Judd Apatow's crew may have invigorated the R-rated romantic comedy with winners like The 40-Year-Old Virgin and Knocked Up, but for movie fans who prefer their entertainment a bit less ribald, PG-13 rom-coms remain as
stale as ever. Witness Made of Honor, a My Best Friend's Wedding clone positioned this weekend as counter-programming to the comic book action flick Iron Man.
Patrick Dempsey stars as the unabashedly raffish Manhattanite bachelor Tom. Awash in a fortune earned by inventing the little sleeves that coffee drinkers slip onto their cups to avoid burning their hands, Tom hops from bed to bed with various beautiful women, regaling best friend Hannah with stories of his conquests afterward. Turned off to the concept of marriage by his serial divorcé father, Tom is content to have his emotional needs served by Hannah and his physical needs served by just about every other single woman in New York.
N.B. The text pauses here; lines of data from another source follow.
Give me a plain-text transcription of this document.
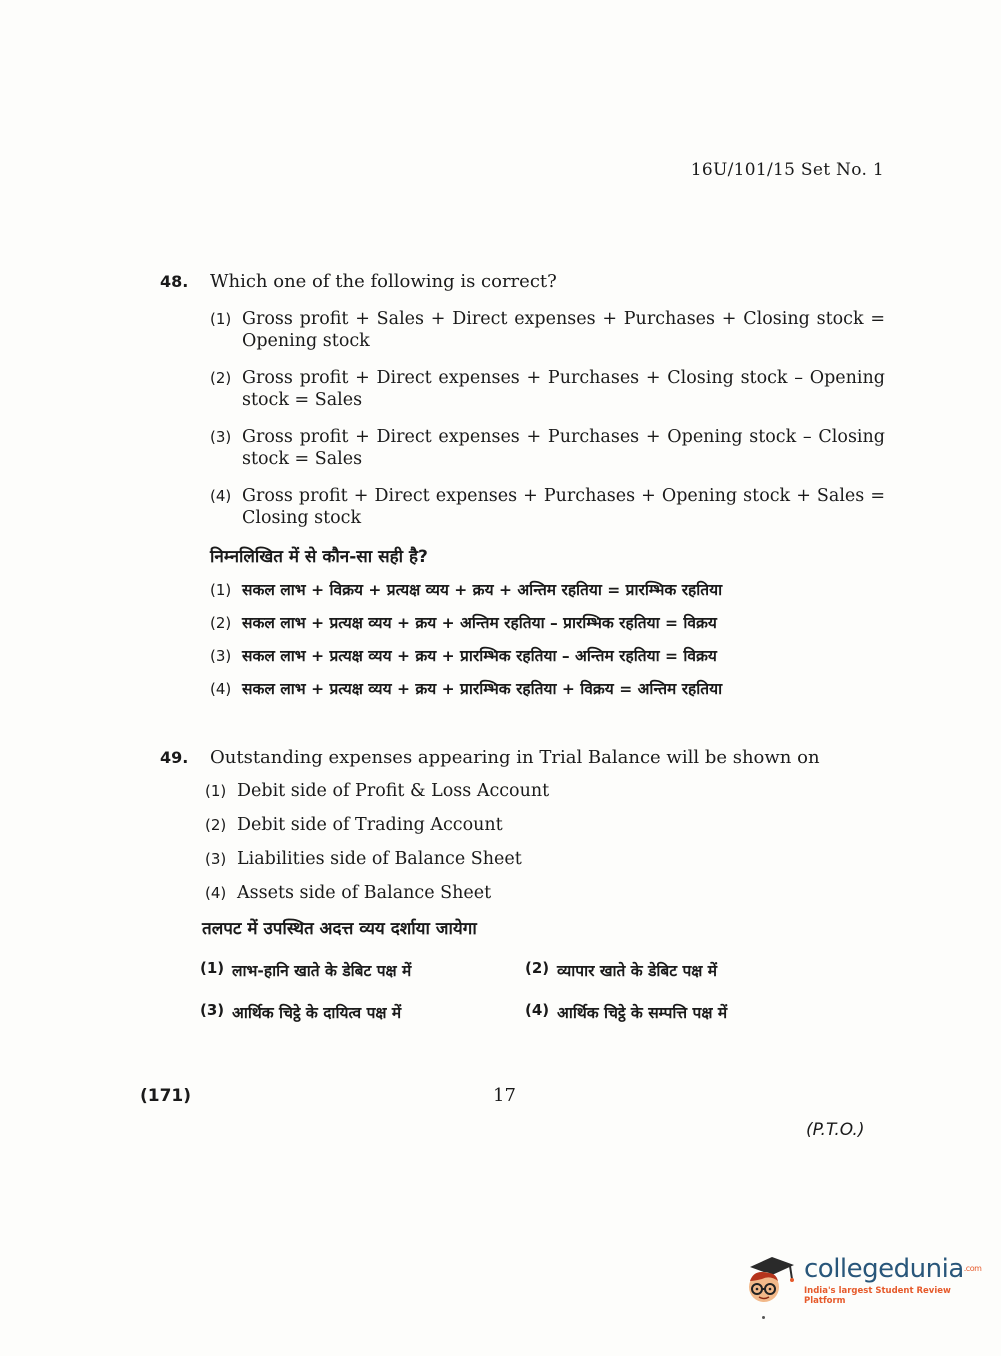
16U/101/15 Set No. 1
48.	Which one of the following is correct?
(1) Gross profit + Sales + Direct expenses + Purchases + Closing stock = Opening stock
(2) Gross profit + Direct expenses + Purchases + Closing stock – Opening stock = Sales
(3) Gross profit + Direct expenses + Purchases + Opening stock – Closing stock = Sales
(4) Gross profit + Direct expenses + Purchases + Opening stock + Sales = Closing stock
निम्नलिखित में से कौन-सा सही है?
(1) सकल लाभ + विक्रय + प्रत्यक्ष व्यय + क्रय + अन्तिम रहतिया = प्रारम्भिक रहतिया
(2) सकल लाभ + प्रत्यक्ष व्यय + क्रय + अन्तिम रहतिया – प्रारम्भिक रहतिया = विक्रय
(3) सकल लाभ + प्रत्यक्ष व्यय + क्रय + प्रारम्भिक रहतिया – अन्तिम रहतिया = विक्रय
(4) सकल लाभ + प्रत्यक्ष व्यय + क्रय + प्रारम्भिक रहतिया + विक्रय = अन्तिम रहतिया
49.	Outstanding expenses appearing in Trial Balance will be shown on
(1) Debit side of Profit & Loss Account
(2) Debit side of Trading Account
(3) Liabilities side of Balance Sheet
(4) Assets side of Balance Sheet
तलपट में उपस्थित अदत्त व्यय दर्शाया जायेगा
(1) लाभ-हानि खाते के डेबिट पक्ष में	(2) व्यापार खाते के डेबिट पक्ष में
(3) आर्थिक चिट्ठे के दायित्व पक्ष में	(4) आर्थिक चिट्ठे के सम्पत्ति पक्ष में
(171)	17
(P.T.O.)
collegedunia$^{.com}$
India's largest Student Review Platform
But when Hannah leaves for an extended business trip in Scotland, darned if the absence doesn't make Tom's heart grow fonder. Confronted with the realization that the girl of his dreams was right there beside him all along, he resolves to reveal his true feelings to Hannah as soon as she returns from Scotland.
Much to his astonishment (but not to ours), Hannah arrives home with a fine
Scottish bloke (gamely played by Kevin McKidd) on her arm and a ginormous rock on her finger. Inadvertently adding insult to poor Tom's injury, she asks him to be her Maid of Honor. He accepts the invitation, eyeing it as his best opportunity to convince Hannah to change her mind -- a task made all the more difficult by the fact that the wedding is a mere two weeks away.
Calling a romantic comedy predictable has itself become a cliché, so I won't belabor that point. The truth is, I don't mind knowing where a plot is going as long as I have a good time getting there. In getting there, Made of Honor alternates between cute and funny and torturously hackneyed.
The movie is undoubtedly at its best when Dempsey and Monaghan share screen time. The two co-stars exhibit a natural, breezy chemistry in all of their scenes together. Perky Monaghan really hits that Meg Ryan/Molly Ringwald sweet spot -- able to look homely in one scene and hot in the next, she's attractive enough to maintain male interest, yet relatable to women. Similarly, Dempsey remains charming and likeable even when he's at his most inconsiderate and chauvinistic.
When the two aren't together on-screen, however, the story flounders with an overabundance of exceedingly lame comic devices: A nerdy, socially inept gym rat keeps trying in vain to get into Tom's and his friends' pickup game; a corpulent bridesmaid goes to ridiculous lengths to fit into her two-sizes-too-small dress; an old lady mistakes a sex toy for a piece of jewelry -- and even wears it to the wedding!
More galling than Made of Honor's comic foibles, however, is its bogus claim to be a romantic comedy told from the guy's perspective. Right. Fact is, if this were any more of a chick flick, it would ovulate.
Patrick Dempsey is a great actor and I'm sure a fine human, but he is not -- nor has he ever been -- a guy's guy. Never in my life have I heard any of my golf buddies utter, "Boy, I'd like to have a beer with that Patrick Dempsey dude." George Clooney, Russell Crowe, Vince Vaughn and even Adam Sandler, perhaps, but never Dempsey. This is McFreakingDreamy, for Pete's sake.
Misleading marketing aside, fans of conventional, sappy romantic comedies will fall for Made of Honor's charms, and Grey's Anatomy devotees with swoon at Dempsey's various shirtless scenes. Fans of more testosterone-oriented fare, however, may find themselves ditching their dates and sneaking into showings of Iron Man.